Epidemiological studies have shown several long-term neurological, cardiovascular, and endocrinological complications of gestational diabetes mellitus (GDM) in offspring.

Research motivation

Although there are several reports about the metabolic long-term complications of GDM on offspring, there is scarce information about the pathological changes at a cellular level that occur in the pancreas of offspring born from dams with GDM.

Research objectives

To quantify a subset of sensory and sympathetic nerve fibers, macrophages, and vasculature in the pancreas from adult offspring born from mouse dams with GDM.

Research methods

GDM was induced by i.p. administration of streptozotocin (STZ) in ICR mouse dams.
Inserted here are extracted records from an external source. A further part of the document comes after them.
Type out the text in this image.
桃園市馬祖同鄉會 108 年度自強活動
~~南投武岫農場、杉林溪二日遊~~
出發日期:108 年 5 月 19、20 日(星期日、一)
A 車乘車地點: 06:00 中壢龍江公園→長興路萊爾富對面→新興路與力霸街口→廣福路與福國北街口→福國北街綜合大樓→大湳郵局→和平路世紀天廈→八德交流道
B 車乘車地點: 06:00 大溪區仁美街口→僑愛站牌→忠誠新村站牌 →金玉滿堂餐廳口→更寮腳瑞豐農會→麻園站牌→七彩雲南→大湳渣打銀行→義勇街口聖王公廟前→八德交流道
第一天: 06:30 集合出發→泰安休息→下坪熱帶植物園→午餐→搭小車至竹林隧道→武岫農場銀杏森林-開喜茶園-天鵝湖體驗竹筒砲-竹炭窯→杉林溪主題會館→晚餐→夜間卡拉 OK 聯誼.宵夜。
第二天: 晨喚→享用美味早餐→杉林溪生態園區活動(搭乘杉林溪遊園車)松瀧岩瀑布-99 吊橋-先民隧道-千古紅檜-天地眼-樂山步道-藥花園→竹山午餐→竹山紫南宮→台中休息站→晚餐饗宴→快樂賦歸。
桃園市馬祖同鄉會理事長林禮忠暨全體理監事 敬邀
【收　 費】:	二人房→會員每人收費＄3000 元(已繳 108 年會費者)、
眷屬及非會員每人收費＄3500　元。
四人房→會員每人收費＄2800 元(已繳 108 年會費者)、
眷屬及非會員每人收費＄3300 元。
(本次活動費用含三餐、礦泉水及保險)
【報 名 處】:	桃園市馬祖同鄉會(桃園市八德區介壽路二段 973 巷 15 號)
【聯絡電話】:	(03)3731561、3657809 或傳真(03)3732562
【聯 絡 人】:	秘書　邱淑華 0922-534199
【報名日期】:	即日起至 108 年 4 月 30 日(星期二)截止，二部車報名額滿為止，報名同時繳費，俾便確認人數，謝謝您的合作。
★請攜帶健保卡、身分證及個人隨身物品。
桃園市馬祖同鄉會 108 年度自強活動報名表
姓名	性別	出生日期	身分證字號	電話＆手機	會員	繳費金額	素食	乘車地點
Adult female offspring born from dams with and without GDM were sacrificed and pancreata were processed for immunohistochemistry. There was a quantification of the density of sensory (CGRP) and sympathetic (TH) axons, blood vessels (endomucin), and macro-phages (CD68) in the splenic pancreas using confocal microscopy.

Research results

Offspring mice born from STZ-treated dams had similar body weight and blood glucose values compared to offspring born from vehicle-treated dams. However, the density of CGRP+ and TH+ axons, endomucin+ blood vessels, and CD68+ macrophages in the exocrine pancreas was significantly greater in offspring from mothers with GDM vs control offspring. Likewise, the microvasculature in the islets was significantly greater, but not the number of macrophages within the islets of offspring born from dams with GDM compared to control mice.

Research conclusions

GDM induces neuronal, vascular, and inflammatory changes in the pancreas of adult progeny, which may partially explain the higher propensity for offspring of mothers with GDM to develop metabolic diseases.

Research perspectives

Future studies are needed to evaluate the functional implications of these alterations and determine if their blockade with mechanism-based therapies may decrease the risk of developing impaired glucose tolerance and type-2 diabetes in individuals born from women with GDM.